Devil’s haircut
In a desperate bid to spruce myself up I visited a barber I hadn’t visited before, one more local than usual also. Sometimes my search for a good barber takes me to the ends of the earth or Fife, whatever is easier. Today’s barber was in a strange, statistical shift male. He had a slightly worn down alcoholic look and charged twice the price for less conversation and a better cut. No holiday twittering and blethers about bairns in the nursery, no mindless patter as is the way of the glaecit girl school of haircutting. Anyway so severe and effective was his use of the electric clippers that I had to rush home to shower into every nook, non-nook and cranny, this was followed by a quick rub down with wire brush.
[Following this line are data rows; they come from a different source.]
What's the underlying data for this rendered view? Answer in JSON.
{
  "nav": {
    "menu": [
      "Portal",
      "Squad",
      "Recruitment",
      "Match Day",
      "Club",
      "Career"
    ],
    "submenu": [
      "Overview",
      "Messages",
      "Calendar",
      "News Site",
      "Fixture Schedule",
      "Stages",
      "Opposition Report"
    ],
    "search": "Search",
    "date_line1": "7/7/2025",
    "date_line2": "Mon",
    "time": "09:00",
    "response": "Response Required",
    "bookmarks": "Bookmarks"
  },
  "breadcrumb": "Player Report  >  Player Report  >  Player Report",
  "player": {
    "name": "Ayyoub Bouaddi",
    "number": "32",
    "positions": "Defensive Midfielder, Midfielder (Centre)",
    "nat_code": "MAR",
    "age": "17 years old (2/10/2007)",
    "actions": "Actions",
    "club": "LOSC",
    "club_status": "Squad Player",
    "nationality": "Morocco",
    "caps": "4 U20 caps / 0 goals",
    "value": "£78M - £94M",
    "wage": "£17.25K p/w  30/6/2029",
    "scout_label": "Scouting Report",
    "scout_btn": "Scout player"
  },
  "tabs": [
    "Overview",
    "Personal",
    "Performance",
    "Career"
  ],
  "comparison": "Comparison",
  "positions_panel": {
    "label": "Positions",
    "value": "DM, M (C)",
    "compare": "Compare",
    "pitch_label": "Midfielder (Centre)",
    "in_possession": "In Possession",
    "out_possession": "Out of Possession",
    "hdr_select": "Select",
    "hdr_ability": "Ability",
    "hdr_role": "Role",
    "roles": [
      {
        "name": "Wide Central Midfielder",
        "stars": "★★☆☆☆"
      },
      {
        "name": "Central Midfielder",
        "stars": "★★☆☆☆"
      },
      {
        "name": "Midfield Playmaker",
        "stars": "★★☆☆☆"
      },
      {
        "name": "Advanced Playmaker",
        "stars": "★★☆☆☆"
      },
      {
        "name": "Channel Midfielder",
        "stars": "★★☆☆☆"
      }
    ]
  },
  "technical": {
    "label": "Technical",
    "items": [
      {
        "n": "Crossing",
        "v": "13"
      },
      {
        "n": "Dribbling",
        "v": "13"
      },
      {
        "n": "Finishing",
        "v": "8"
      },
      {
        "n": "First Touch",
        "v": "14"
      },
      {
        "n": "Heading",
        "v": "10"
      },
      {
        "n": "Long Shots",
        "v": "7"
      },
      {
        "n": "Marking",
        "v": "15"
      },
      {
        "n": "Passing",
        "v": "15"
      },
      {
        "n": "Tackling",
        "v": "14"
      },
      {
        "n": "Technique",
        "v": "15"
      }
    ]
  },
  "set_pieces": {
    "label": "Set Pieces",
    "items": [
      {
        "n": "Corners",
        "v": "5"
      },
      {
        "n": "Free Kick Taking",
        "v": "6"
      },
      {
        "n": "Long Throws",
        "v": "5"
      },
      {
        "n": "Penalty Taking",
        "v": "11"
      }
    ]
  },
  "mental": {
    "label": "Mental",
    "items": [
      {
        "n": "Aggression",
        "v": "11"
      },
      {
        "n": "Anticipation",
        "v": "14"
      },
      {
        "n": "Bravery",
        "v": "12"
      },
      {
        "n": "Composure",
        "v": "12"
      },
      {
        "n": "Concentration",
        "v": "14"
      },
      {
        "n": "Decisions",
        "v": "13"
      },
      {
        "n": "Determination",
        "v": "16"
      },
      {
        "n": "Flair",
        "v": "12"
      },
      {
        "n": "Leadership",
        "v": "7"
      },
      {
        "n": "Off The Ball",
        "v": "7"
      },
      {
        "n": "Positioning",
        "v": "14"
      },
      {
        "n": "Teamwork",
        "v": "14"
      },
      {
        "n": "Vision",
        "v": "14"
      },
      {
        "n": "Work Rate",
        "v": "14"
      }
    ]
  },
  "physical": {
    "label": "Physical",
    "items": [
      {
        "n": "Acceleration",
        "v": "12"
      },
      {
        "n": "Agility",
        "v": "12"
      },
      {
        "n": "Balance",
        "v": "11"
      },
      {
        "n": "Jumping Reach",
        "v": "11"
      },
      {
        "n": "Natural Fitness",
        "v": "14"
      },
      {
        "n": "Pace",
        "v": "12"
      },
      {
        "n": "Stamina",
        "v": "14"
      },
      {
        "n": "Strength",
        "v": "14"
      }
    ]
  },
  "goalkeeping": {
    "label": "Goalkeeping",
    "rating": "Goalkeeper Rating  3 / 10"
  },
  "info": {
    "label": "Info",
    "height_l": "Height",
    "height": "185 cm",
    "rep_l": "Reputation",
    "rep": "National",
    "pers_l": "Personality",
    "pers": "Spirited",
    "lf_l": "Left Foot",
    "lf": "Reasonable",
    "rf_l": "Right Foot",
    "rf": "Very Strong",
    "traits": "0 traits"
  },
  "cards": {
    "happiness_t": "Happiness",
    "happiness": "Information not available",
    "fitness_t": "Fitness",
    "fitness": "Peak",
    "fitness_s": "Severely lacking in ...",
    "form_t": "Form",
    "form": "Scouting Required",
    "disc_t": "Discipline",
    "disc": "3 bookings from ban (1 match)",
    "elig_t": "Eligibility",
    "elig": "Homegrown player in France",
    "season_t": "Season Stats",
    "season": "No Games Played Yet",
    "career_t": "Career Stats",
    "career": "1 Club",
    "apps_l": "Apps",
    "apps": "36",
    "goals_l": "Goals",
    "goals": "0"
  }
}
Invigorating, scary and not what I’d planned for the day.
Devil’s spreadsheet
Prior to the haircut my day had already been shipwrecked thanks to a complete bastard of a spreadsheet that I was working on at work (where else to you do spreadsheets?). Every time I saved it, the diminutive and simple file exploded into a 10 MB monster with jaws that I couldn’t email or adjust. It seemed someone had buried some packet of Trojan data time bombs, razor blades and pocket sized anvils in there. It got so bad my teeth began to itch, I ate a banana sideways, stuffed a whole chocolate mallow in my mouth and observed the hairs on my neck sticking up like newly formed boils. That provoked an immediate downing of the tools and a visit to the barbers, not the one above but another. There was a huge queue and being an optimist I joined it and began to read the Sun and a copy of the local rag. Then after nothing had happened to said queue for 20 Martian minutes gave up, jumped back in the car and visited the bloke with the electric clippers, somewhere in another county altogether.
Devil's pussy
When I got home the cats were lying all over the bedroom assuming those sleeping positions that make them appear twice their normal size. Clint looks blank but serious, Missie on the other hand stares at you disdainfully and seems to say “you’re a feckin’ eejit!” in some bizarre Irish cat accent that makes you worry about suffering from an “all Irish cats are after me” paranoia type of syndrome. It all changes when they’re hungry and they mew like babies wanting milk and rub their little heads on your ankles. Bless them.